Certain: Great characterization and great spread of characters. I think the verse lacked a strong connection between the characters and the universe, and I look for that in a verse. Also, feel like you spent more time characterizing the first character than the others, which is a shame. The thing that’s holding this verse back the most is that it was encapsulating but not engaging enough.
Vote: Timeless

Zombie
04-27-2014, 04:39 PM
I read this before, and I believe timeless took this easily. Certain had a slow vibe - which effective had the resonance of a goomba. For timeless, I believe this was a step above his average writing and showcased exemplary talent. Certain tried to do too much - with too little and that affected him here.

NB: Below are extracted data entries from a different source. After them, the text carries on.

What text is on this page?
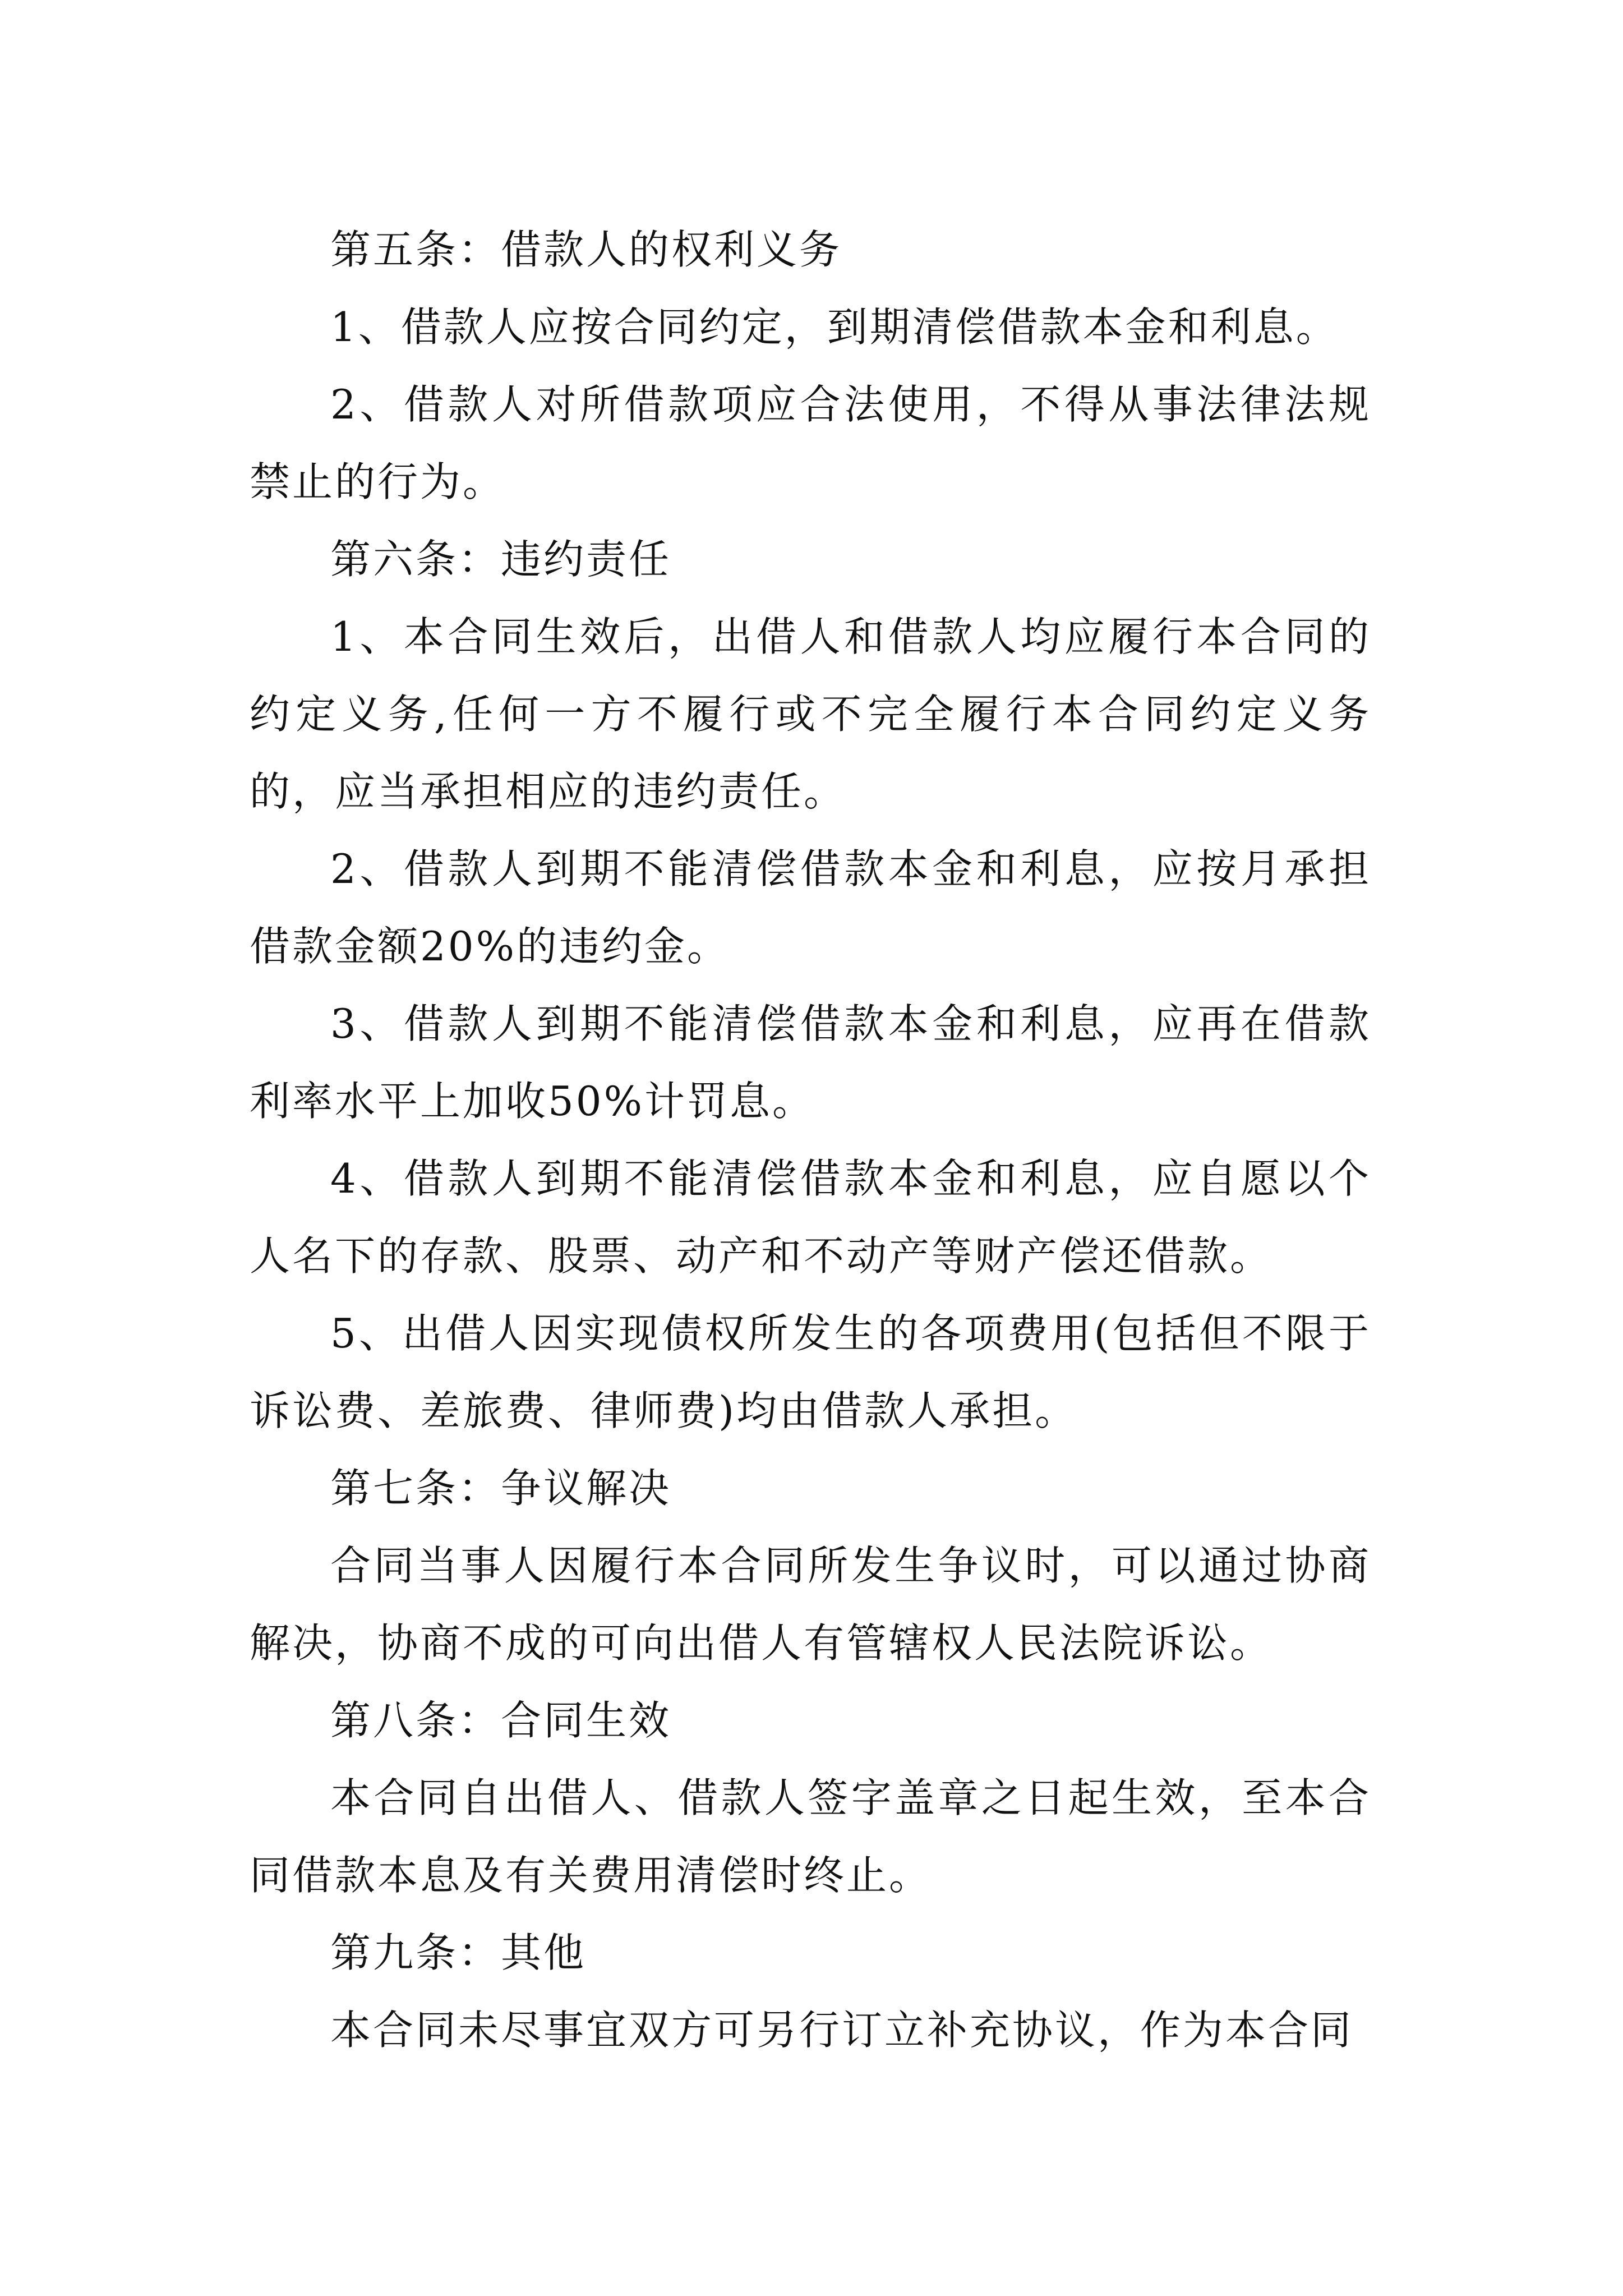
第五条：借款人的权利义务

1、借款人应按合同约定，到期清偿借款本金和利息。

2、借款人对所借款项应合法使用，不得从事法律法规禁止的行为。

第六条：违约责任

1、本合同生效后，出借人和借款人均应履行本合同的约定义务,任何一方不履行或不完全履行本合同约定义务的，应当承担相应的违约责任。

2、借款人到期不能清偿借款本金和利息，应按月承担借款金额20%的违约金。

3、借款人到期不能清偿借款本金和利息，应再在借款利率水平上加收50%计罚息。

4、借款人到期不能清偿借款本金和利息，应自愿以个人名下的存款、股票、动产和不动产等财产偿还借款。

5、出借人因实现债权所发生的各项费用(包括但不限于诉讼费、差旅费、律师费)均由借款人承担。

第七条：争议解决

合同当事人因履行本合同所发生争议时，可以通过协商解决，协商不成的可向出借人有管辖权人民法院诉讼。

第八条：合同生效

本合同自出借人、借款人签字盖章之日起生效，至本合同借款本息及有关费用清偿时终止。

第九条：其他

本合同未尽事宜双方可另行订立补充协议，作为本合同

Short burts like this were needed throughout
"The smile leaves his face. He tends to get lonely fast.
Another glance out the window,
but no one passes."

Seemed rush. Timeless had gems sprinkled throughout which made for a very enjoyable read

No mind of a human could believe that they're the cause of this.
You just figure every other species are clueless and just caught in it.
My vote goes to timeless.

Frank
04-27-2014, 11:34 PM
Timeless

Murky clarity coming from a bloody toilet bowl of dead goldfishs watery grave. The story was flip flopping like a fish out of water. You breathed life into your idea as it gasped for its life in a plastic bag void of air. I thought the enthusiasm was there, you had the pep in your step and the wind at your gills but just couldn't make this verse fly with the rest of the flying fish. Good creativity though, keep thinking outside the box, er, bowl.

Certain

That was it? I guess, felt incomplete, to say the least. Sounded like a crazy home at a hospital. Verse read as if it lost some of its marbles. The characters were uninspired and did not interact. Plus, it all ended on an anticlimactic, depressing note. Overall, this is probably the worst piece I've ever read from you.